Oleh : Joni MN
Menyikapi pemaparan pada tulisan sebelumnya, tanggal 24 April 2020 yang berjudul “Adab & Budi Pekerti Bertindak Tutur” dapat diambil benang merahnya bahwa adab dalam bertindak tutur dan berinteraksi dengan indevidu dan masyarakat sekitar sangatlah penting diperhatikan, karena hal ini menentukan tersampaikan atau tidaknya pesan yang dituturkan kepada mitra tutur/ O3 (orang yang ikut mendengar).

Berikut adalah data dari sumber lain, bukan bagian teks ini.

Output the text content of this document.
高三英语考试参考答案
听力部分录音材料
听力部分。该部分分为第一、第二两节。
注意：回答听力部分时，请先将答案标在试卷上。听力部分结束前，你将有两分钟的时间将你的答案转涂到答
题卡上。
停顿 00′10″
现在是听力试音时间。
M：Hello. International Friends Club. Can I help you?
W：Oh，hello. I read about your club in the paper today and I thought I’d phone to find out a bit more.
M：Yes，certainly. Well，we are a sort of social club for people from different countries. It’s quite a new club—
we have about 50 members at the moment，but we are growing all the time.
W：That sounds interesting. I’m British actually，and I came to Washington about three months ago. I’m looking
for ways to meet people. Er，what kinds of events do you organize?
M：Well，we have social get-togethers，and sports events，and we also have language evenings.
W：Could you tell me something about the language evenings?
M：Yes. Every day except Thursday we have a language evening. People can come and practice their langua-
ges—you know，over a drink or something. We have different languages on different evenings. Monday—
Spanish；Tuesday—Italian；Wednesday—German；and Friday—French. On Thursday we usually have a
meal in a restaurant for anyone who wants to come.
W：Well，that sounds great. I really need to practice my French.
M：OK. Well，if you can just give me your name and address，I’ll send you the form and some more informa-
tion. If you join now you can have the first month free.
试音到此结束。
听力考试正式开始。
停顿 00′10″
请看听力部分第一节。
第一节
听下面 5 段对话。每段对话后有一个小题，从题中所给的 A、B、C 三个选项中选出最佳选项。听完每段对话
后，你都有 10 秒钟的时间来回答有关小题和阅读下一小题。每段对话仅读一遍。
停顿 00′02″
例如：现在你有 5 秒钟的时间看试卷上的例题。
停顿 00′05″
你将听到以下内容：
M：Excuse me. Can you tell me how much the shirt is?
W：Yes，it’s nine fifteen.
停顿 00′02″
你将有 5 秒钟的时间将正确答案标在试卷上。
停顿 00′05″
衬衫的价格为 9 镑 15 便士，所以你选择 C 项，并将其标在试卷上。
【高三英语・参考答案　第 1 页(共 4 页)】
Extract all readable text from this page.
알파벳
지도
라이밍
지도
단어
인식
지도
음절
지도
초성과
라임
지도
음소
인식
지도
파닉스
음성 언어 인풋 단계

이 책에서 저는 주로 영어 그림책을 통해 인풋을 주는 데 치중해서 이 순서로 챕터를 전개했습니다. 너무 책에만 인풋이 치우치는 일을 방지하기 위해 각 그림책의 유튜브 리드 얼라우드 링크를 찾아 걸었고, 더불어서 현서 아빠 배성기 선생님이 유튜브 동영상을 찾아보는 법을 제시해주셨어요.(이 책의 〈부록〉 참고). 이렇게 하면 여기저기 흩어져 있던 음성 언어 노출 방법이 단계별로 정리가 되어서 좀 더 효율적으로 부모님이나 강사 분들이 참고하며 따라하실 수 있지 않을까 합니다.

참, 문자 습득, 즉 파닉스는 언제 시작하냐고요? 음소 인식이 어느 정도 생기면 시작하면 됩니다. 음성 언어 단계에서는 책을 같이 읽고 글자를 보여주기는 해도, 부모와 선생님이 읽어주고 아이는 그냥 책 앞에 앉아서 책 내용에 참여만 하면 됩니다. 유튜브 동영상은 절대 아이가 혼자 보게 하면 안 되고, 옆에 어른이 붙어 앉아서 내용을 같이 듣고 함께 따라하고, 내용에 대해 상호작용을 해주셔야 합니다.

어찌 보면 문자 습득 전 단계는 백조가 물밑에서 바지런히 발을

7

Dalam proses menyampaikan pesan terdapat di dalam tuturan yang dibawakan penutur tersebut tidak cukup hanya memperhatikan bentuk internal kebahasaannya saja, misalnya hanya memperhatikan keajekan tatanan kata-katanya (grammartikal) saja, dan tidak boleh lepas dari perhatian, yakni tuturan yang disampaikan disembarangan tempat (tidak memperhatikan situasi dan kondisi) dan sembarang kondisi, menyampaikan tanpa melihat kepada siapa kita sampaikan dan tata krama penyampaiannya pun tidak diperhatikan.
Keluputan-keluputan inilah yang dapat mengakibatkan rusaknya hubungan, gagalnya komunikasi dan bisa saja berdampak buruk lainnya. Tidak sedikit orang bertengkar, berkelahi dan perilaku busuk lainnya hanya karena kesalahan-kesalahan dalam bertindak tutur dan berkomunikasi. Ungkapan dan tuturan yang tidak hati-hati yang lebih berdampak memicu perpecahan, dendam, dan dapat juga memicu terjadinya tindakan-tindakan yang bersipat anargis lainnya.
Untuk menjaga berhasil atau tidaknya pesan yang disampaikan kepada peserta tutur lainnya dalam proses komunikasi dengan mitra tutur dan kepada O3 (orang-orang yang ada di sekitar) salah satunya didasari pada pijakan ‘kontektual, yaitu konsep budaya di mana tindak tutur tersebut ditindakan. Dalam menggunakan bahasa untuk proses komunikasi ternyata yang sangat penting untuk diperhatikan bukanlah bagian internal tuturan atau kalimatnya (tatanan kaedah-kaedah kebahasaan) atau struktur gramatikalnya saja, tetapi lebih penting dari itu adalah bagian eksternal kebahasaannya sangat penting diperhatikan, salah satunya unsur ‘kontekstual’ (kebudayaan).
Maksud kontekstual di dalam hal ini, yaitu; unsur-unsur yang mengikat pada peserta tutur dan/ atau penutur juga mitra tutur, seperti; unsur norma-norma adat dan nilai-nilai budaya yang diyakini oleh masyarkat setempat.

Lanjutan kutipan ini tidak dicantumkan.